Una situazione in cui potrebbe aver avuto parte l’azione dei ribelli Houthi nel mar Rosso. Non a caso fu proprio il gruppo Indica (spesso oggetto di import massicci) a registrare gli aumenti maggiori nello scorso autunno, con scambi partiti da 40 euro al quintale e arrivati fino ai 60 di luglio 2024. Andamento anomalo anche per i Tondi, con quotazioni di 50 euro a ottobre 2023, salite fino a 60 (65 €/q per il Selenio) e piombate, dopo un lungo stop invernale, a 45 euro nella tarda primavera. Meno dinamico il mercato delle varietà da interno, con avvio di campagna a 50 euro per i gruppi Carnaroli e Arborio e una chiusura attorno a 70 euro in piena estate 2024.
Risicoltori speranzosi
D’obbligo, alla luce di questi dati, chiedere ai diretti interessati – ovvero gli agricoltori – come giudicano la campagna che si sta concludendo.
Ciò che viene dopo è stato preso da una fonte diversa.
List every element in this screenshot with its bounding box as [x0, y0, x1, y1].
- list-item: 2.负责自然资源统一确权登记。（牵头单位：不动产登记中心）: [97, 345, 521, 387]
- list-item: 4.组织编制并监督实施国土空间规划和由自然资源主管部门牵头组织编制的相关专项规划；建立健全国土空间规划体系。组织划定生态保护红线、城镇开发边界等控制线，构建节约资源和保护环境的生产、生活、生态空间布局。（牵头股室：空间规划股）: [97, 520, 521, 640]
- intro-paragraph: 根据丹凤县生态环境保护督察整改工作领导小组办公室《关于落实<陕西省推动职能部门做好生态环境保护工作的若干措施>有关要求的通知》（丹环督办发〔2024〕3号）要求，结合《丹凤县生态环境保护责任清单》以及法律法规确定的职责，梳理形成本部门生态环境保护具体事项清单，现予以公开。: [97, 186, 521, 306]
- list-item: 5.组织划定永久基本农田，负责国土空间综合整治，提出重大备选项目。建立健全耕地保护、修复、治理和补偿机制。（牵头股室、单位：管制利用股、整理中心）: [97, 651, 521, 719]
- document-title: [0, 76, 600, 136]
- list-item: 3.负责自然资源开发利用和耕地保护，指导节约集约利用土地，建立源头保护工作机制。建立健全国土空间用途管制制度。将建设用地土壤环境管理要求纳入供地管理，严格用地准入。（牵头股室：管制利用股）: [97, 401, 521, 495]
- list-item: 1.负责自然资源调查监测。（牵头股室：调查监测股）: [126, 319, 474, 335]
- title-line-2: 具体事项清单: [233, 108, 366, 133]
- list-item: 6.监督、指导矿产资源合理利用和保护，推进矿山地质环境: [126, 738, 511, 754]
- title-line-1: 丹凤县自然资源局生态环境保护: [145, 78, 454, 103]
O avviando, a seconda dei punti di vista. «È stata una stagione strana, iniziata con un paio di settimane di ritardo a causa delle piogge. A un certo punto, abbiamo dovuto decidere che varietà sacrificare, non essendo possibile seminarle tutte in tempi compatibili con un corretto ciclo vegetativo», spiega Simone Perazzo, che con la famiglia coltiva cento ettari di riso a Olcenengo, provincia di Vercelli.
«Fortunatamente, la stabilità meteorologica dei mesi successivi ci ha permesso di fare i trattamenti necessari e ora, alla raccolta, le campagne si presentano pulite e, apparentemente, con un prodotto di buona qualità. Lo raccoglieremo non prima di fine settembre, almeno dieci giorni dopo il solito, ma se non ci saranno troppe piogge non dovrebbe essere un problema. Semplicemente, finiremo attorno al 10 novembre anziché, come negli anni precedenti, per Ognissanti».
Nel novarese il ritardo iniziale è stato recuperato grazie alla semina in acqua. «Visto il cambiamento climatico non ci si può affezionare a una tecnica. La semina in asciutta è comoda e dona maggior libertà sul controllo delle infestanti – spiega Giovanni Chiò, risicoltore e presidente di Confagricoltura Novara –. Ma se non è praticabile, dobbiamo essere pronti a tornare rapidamente alla semina tradizionale. La quale nel nostro territorio, quest’anno, è aumentata almeno del 20% e ci ha permesso di assorbire il ritardo nelle lavorazioni. Un agosto caldo ha poi fatto il resto, per cui già a metà settembre sono iniziati i primi raccolti, con rese non eccezionali, ma comunque buone».
Anche le patologie sono state presenti ma non invasive. «Abbiamo avuto principalmente Fusariosi a inizio ciclo e mal del collo verso fine estate – racconta Chiò –. Il clima ci ha comunque permesso di fare i trattamenti e contenere gli attacchi. D’altra parte, ha danneggiato fortemente alcune aziende, con grandinate anche devastanti. Purtroppo le compagnie assicurative quest’anno liquidano danni soltanto fino all’80%. È necessaria un’azione da parte governativa per incentivare le assicurazioni agevolate, unica garanzia per le imprese».